LB: Hah! I have not done any Wild Kelly videos lately, even though the public cry for them is huge! I’m sure they would have cheered Kelly up a bit, but it never really crossed my mind. I’ve actually acquired a GoPro camera recently so a Wild Kelly feature film could be on the books in the near future.
CK: In May you ran the 5,000m in 13:33.20, this time is within 20 seconds of Jeff Scheibler’s Canadian record from 1998 and closer yet to the 13:15 and 13:20 Commonwealth Games standards. You must have mixed feelings about the result now.
LB: Yes I was quite pleased with the time. The goal going into the race was to run somewhere in the 13:30’s, with the thought in the back of my head that if I had great run I could sneak under Athletics Canada carding standard (13:34.78).
After the Canadian Cross Country Championships in November we thought that I may have an outside chance of making the Commonwealth team, but that was before they released the standards. However, once the standards came out (13:15 and 13:20), the thoughts changed. In my personal opinion I think the standards for the middle distance (800m-5000m) we’re quite ridiculous. It’s unfortunate that this team wasn’t seen more as a development team as it would have benefited a great many young athletes.
My immediate goals are to finish this track season healthy with just a few races remaining. After the 5,000m at nationals, I look to finish up with a few quick 1500m races at NTL meets and maybe an 800m appearance at our Provincial Championship to finish off the track season.
CK: Would you suggest that the Commonwealth Games should be considered more of a development meet than true international championships?
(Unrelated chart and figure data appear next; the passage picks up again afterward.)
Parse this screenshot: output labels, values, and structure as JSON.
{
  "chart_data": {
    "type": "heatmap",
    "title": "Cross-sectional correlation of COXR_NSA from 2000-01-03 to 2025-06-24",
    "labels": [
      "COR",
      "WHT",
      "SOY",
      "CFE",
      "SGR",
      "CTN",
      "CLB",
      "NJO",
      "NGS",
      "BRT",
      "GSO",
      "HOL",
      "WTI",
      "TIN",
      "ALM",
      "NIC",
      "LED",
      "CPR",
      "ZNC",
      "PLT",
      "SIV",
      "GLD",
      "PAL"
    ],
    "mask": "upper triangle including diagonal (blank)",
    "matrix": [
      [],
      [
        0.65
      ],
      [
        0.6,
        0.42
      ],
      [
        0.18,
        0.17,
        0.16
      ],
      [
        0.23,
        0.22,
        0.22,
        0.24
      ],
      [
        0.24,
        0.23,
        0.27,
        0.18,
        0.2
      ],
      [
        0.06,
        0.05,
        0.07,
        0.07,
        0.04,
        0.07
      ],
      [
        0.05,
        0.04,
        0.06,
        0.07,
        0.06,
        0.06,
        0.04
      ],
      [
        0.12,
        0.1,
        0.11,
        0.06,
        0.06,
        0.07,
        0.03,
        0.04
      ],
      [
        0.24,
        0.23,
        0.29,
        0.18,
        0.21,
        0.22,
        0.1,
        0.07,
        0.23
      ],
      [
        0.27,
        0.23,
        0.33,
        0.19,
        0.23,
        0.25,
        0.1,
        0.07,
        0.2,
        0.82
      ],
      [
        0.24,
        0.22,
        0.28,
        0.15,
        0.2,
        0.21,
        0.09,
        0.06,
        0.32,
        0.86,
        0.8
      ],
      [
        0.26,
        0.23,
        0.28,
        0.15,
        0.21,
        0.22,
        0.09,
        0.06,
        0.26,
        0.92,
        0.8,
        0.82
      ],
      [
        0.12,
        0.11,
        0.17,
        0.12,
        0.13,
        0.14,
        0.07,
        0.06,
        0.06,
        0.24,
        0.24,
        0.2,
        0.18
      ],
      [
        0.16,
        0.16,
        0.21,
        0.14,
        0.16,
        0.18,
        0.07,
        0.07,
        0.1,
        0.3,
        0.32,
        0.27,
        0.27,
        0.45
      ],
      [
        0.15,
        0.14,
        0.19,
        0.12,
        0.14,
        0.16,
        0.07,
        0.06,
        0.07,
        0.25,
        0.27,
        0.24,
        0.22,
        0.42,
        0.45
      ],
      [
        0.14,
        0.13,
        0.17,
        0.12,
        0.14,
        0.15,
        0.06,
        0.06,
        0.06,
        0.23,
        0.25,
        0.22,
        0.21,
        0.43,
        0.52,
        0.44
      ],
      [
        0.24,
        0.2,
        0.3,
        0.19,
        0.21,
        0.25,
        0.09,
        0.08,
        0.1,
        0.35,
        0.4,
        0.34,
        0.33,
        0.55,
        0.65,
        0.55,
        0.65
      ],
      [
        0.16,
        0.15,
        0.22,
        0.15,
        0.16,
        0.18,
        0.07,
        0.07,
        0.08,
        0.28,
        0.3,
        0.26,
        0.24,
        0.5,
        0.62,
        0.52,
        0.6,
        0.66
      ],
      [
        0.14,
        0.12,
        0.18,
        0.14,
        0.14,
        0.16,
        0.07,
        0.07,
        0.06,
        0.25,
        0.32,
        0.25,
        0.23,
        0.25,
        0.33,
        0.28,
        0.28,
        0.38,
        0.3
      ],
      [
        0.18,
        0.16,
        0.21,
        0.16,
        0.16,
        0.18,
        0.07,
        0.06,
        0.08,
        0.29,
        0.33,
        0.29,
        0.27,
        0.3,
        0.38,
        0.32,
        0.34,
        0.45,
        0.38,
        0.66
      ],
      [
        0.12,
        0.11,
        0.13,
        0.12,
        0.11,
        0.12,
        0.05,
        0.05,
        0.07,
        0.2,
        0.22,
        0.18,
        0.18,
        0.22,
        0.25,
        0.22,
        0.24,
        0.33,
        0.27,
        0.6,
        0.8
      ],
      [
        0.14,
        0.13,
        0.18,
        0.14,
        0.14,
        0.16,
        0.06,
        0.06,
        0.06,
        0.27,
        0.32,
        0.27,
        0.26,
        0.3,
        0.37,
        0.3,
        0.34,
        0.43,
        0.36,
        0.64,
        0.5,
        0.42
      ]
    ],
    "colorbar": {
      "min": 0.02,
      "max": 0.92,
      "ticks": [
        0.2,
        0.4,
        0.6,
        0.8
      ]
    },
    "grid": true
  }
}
Is this event where rising stars should gain international competition?
LB: You cannot compare the Commonwealth Games to the other ‘big championship meets’ (Worlds & Olympics). In terms of participation, there are a significantly less number of countries participating. I think the Commonwealth Games would be a great opportunity for our country’s developing stars to gain valuable experience. Experience like that is only going to help once you get to the top level.
CK: Which you proved in cross country. Generally speaking, how do you feel about the standards being as fast as they are for the Commonwealth Games?
LB: Anytime the standards are the World Champ/Olympic level it makes it very hard for developing athletes like myself to make the team. In Canada once an athlete finishes there junior career there are not many opportunities to make teams as an early senior. Obviously certain athletes are able to make the jump, but for most this is a hard transition. Having the chance to make team like this would only provide a much needed experience for future championship events.
CK: Given that the 5,000m standards are so high; will you continue to pursue the event?
LB: I’m not planning on switching events any time soon. I think I’m still somewhat in the process of accepting that I am a 5,000m runner rather than a 1500m guy. And I think as long as I stay healthy I can continue to take the steps that would get me to the elite international level. I’m lucky I have such a great coach and great group of athletes to work with. They keep pushing me to new levels.